Monday, August 25, 2008

Adopting a conservative ESX patching strategy

HP-UX system administrators are familiar with the two "patching strategies": conservative or aggressive. Needless to say that on the mission critical systems I manage, I've always adopted the conservative strategy. It's hard to get downtime to reboot anyway, so one might as well be sure that the patches work.

With my previous, lone ESX 2.x server, I almost never installed any patches since it was complicated; VMware simply didn't have any tool to make the inventory easy.

With ESX 3.5, up until now I've been delighted by VMotion and Update Manager's ease of use. It's now simple to patch ESX servers: simply use Update Manager, remediate your servers, and everything goes on unnoticed by the users. UM will download the patches on your VC server, put the server in maintenance mode, VMotion away any VM you could have on your server, then run esxupdate. It's simple, no questions asked.

That was until the ESX 3.5 Update 2 release.

Most ESX admins will know about the August 12th timebomb in this release. All of this while I was on vacation. Thank God nothing happened, had anyone shutdown a VM it would have been impossible to restart it.
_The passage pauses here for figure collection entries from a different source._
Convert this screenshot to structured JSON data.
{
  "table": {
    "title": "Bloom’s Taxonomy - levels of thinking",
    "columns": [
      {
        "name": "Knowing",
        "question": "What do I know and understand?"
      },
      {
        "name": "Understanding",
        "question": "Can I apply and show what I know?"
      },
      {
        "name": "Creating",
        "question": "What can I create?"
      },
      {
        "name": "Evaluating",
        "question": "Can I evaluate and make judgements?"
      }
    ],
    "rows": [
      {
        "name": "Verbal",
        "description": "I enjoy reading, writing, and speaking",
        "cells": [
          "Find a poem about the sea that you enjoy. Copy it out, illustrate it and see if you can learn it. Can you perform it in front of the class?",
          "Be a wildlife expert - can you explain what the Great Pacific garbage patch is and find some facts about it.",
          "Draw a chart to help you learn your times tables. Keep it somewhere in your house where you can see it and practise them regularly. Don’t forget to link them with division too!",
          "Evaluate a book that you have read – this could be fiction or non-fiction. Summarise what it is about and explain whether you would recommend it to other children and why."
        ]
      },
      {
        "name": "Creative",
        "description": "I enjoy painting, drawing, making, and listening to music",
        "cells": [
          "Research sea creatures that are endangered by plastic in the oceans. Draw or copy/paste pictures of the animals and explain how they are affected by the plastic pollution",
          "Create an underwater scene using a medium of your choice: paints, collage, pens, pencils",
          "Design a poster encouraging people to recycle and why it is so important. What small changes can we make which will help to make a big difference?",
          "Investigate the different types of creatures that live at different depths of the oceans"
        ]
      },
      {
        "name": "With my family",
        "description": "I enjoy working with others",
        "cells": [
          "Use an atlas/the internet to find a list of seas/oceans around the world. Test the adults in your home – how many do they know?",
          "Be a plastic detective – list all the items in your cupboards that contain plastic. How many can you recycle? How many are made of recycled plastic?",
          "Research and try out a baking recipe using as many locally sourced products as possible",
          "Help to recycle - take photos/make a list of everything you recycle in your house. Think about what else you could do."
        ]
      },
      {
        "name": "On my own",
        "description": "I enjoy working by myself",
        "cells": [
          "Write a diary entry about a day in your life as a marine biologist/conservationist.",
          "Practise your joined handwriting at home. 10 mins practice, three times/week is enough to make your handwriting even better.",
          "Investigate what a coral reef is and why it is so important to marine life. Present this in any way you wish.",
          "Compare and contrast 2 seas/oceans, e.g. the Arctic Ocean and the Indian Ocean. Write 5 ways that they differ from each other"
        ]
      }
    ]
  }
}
And I might has been paged while on vacation.

Needless to say that I spent some time fixing this. Had I waited a few weeks before applying this update, as I should have, I would have missed this unpleasent experience.

Experienced sysadmins will tell me you've been too aggressive. That's true. I was too excited by Update Manager with VMotion. I'll be more careful, now.

1 comment:

Anonymous said...

You have to choose where you are going to fight your battles. On the one hand if you go conservative you wind up facing bugs that have been fixed with future releases. If you are aggressive you run into new bugs. In the end where would you rather fight the battle?

For me I would rather fight the battle on the newest code base since most times moving to the newest code rev is the first step in a troubleshooting exercise anyway.

So this expeienced sysadmin would say you did the right thing, and this is just one of those time where you had a problem. Though now much of one based on your reporting....